Here’s what this newsletter will be about, and how you, too, can join the party.

Image: Em & Friends
Dear Friend,
I’m a writer who has been through a thing or two and lived to tell the tale. I bet many of you are, too (because, life).
My 83-year old father, like many wise people, say it’s not what happens to you that matters, it’s how you respond to what happens to you that matters most. But my motto is:
It’s not what happens to you but how you write about it.
I say this glibly. I tend toward gallows humor. But I also find this to be true. When you understand that life gives you content, and not just suckage, it becomes a tiny bit easier to make it through.
Writing has been my way of not-sulking through the kind of hard things that make, break, or reshape you. Writing has been my way of connecting with a world outside my head. It’s been my path to staying (relatively) sane.

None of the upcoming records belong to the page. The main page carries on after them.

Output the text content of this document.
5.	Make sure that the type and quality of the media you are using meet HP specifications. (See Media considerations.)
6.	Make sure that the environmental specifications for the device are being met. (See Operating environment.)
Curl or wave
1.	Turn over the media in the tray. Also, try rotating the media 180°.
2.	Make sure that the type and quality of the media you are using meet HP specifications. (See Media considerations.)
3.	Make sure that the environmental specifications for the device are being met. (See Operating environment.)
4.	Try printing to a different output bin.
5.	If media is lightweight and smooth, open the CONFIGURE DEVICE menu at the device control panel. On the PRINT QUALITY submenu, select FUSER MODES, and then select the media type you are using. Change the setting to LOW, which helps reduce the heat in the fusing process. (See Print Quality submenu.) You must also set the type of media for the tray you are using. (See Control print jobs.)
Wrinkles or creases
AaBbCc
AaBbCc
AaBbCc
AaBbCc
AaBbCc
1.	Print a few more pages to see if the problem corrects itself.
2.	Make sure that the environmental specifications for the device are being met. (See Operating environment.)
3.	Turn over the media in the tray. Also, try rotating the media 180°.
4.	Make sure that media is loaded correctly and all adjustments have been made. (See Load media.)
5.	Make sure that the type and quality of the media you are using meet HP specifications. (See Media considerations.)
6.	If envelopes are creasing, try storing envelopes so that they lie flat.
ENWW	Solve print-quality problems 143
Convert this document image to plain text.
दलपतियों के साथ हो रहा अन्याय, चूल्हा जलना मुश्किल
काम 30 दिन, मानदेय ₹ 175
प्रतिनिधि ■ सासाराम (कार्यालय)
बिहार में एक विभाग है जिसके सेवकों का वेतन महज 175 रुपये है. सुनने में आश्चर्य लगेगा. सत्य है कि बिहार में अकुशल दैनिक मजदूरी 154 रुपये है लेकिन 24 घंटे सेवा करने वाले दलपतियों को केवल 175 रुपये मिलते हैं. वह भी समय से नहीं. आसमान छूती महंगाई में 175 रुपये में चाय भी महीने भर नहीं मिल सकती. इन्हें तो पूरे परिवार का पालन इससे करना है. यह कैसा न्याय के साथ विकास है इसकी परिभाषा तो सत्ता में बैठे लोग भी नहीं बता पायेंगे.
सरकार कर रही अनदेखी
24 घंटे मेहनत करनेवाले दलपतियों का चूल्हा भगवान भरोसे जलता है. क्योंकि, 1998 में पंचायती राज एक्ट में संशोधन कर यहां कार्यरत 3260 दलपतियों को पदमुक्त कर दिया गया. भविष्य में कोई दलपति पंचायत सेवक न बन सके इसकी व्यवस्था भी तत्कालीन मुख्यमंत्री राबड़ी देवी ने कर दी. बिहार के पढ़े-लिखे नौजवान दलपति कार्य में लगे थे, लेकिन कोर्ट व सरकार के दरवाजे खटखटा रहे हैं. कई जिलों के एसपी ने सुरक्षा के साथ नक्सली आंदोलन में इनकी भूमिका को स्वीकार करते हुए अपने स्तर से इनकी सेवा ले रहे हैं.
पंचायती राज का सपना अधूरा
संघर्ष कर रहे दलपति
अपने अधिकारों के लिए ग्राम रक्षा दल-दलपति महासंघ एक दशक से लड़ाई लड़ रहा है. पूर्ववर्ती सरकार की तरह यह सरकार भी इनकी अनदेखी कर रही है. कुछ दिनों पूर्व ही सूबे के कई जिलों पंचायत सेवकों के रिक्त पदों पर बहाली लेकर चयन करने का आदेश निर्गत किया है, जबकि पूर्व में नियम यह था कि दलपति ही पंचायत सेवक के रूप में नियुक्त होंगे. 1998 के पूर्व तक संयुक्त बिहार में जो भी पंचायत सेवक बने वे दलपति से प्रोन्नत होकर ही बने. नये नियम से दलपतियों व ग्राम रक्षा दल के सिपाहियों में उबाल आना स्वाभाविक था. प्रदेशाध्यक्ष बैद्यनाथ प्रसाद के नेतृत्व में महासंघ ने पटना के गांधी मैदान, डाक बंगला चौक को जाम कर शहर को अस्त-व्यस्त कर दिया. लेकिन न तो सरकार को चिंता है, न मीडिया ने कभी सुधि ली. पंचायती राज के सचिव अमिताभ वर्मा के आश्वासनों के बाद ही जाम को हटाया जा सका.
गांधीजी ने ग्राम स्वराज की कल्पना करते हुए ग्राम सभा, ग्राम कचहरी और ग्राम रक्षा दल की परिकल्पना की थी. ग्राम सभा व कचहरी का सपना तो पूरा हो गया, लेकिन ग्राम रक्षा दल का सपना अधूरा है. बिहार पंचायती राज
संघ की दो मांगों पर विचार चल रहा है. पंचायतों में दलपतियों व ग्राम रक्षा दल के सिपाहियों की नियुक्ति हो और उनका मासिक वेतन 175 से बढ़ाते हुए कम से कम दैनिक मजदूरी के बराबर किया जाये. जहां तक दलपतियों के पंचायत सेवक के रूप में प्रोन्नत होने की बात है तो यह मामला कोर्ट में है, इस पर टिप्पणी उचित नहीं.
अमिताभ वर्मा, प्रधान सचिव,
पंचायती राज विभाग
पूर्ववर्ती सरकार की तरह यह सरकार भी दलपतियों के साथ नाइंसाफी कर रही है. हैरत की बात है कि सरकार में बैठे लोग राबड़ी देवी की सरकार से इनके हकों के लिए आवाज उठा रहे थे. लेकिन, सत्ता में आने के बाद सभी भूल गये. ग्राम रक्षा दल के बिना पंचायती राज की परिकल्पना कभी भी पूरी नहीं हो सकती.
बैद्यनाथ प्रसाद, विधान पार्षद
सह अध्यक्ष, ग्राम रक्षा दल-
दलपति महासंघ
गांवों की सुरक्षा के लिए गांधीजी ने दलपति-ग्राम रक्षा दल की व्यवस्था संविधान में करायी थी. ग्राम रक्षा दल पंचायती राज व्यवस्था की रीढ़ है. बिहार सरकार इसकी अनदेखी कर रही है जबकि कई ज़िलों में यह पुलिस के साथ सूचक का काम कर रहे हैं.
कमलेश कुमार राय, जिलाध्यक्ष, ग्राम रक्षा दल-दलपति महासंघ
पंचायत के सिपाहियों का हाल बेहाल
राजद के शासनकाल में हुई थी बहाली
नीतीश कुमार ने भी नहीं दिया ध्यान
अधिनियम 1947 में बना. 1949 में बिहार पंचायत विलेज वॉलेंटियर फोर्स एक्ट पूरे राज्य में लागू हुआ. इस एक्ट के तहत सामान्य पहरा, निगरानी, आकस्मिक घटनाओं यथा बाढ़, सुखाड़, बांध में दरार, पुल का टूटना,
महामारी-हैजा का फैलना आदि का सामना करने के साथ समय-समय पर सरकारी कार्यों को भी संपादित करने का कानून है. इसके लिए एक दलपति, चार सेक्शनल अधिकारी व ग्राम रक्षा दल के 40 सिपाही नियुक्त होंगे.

I wrote through breast cancer, a double mastectomy, and chemo. I wrote through the first (and, I thought, last) Voldemort administration. I wrote through a car crash on the highway in which I broke my neck. I’m still writing through my dear neighbor’s death at 61 and my best friend from childhood’s early death two weeks later and my mother’s sudden accidental death six months after that. I’m still writing through my partner’s multiple layoffs and my family’s downward financial slide. For more fun stuff, you’ll have to wait for the next book—it’s my third. I promise it’s not doom and gloom. It’s also not the opposite. What it is, is real. (It’s currently out on submission, so it won’t appear until, earliest, 2026. In the meantime, I might share snippets now and then in this space. Please stay tuned.)
TLDR version:
I’ve been laugh-crying my way through the past chunk of years, years that have been characterized by monumental change in my own life and in the world. And this, I sometimes believe: if we can make meaning or beauty on the page, if we can go through that which we aren’t sure we’ll survive (or, as my friend CJ Lonoff the Wise says, Grow Through It) and again find beauty/humor/joy, if we can ease each other’s suffering here on earth by finding the words that help us all feel less alone, then no matter what’s happened to us, we’ve won.
So, What Is WHAT THE FLUX?
I’m creating this weekly newsletter to share writing in and through times of great tumult, personal and political. Often, both. I’ve been writing and publishing for many years. Much of what I written of late wraps around stories of family with sharp feminist (and other) commentary woven through. For the writers among us, I’ll also be sharing resources and inspiration—a quote, a comic, a link to an upcoming class, or a book recommendation or two.

Image: Em & Friends
I’m still experimenting, having been on this here platform (Substack) for all of five minutes. So thank you in advance for bearing with me. I think I know where I’m headed, thanks to a fabulous workshop that helped me figure out why I’m on Substack in the first place with Substack Writers at Work guru and my dear friend .
For now, everything I’ll share is totally free. There’s an option to “pledge” should I decide to put up a paywall and offer paid content or live writing coaching sessions or workshops through here, and I thank you in advance to any of you who decide to pledge because you wish to see this grow.
Every other week I’ll share a flash personal essay or a snippet of a longer essay (under 1,000 words)—mine or yours or another’s. It might be fresh. It might be something already published somewhere. It may very well be a work in progress.
It could also be a poem. I don’t write poetry, but I love poetry. Reading poetry makes us better writers. I also believe that poetry saves lives. (Rest in power, Nikki Giovanni.)
In terms of essays, what I’m looking for is crafted and descriptive. It’s not: “This horrible thing happened and I lived.” It’s: “Early in the pandemic, my partner lost his job. My neighbor Diane found me crying on the sidewalk worrying about how we’d make our mortgage. That Friday night, and on Friday nights throughout the pandemic, Diane showed up at our door with a mouth-watering feast for my family of four—grilled chicken, asparagus, babaganoush, chocolate pudding cake—that lasted us through the weekend. My heart grew another chamber. She taught me how to neighbor. She was, and forever will be known to my family as the Challah Fairy of Crain Street….”
If you’ve written or come across an essay or a poem that you think might fall into this category of big-change-happens/meaning-is-made and would like to submit it for consideration, please feel free to share a link in comments, or message me. (If this takes off and I can’t keep up, I’ll create a better way to submit.)
We all encounter the hard changes. None of us gets through unscathed. Some of us write about it from time to time. This newsletter is for those who are interested in words that help us grieve, process, protest, critique, or, when called for, surrender to what is. Words that help us be more human, words that help us heal.
Consider this newsletter company for the journey for people who don’t love the word “journey.” Bleh.
I hope it speaks to you. If you know someone you think would like it, please feel free to share.
Everything’s better when we’re not alone.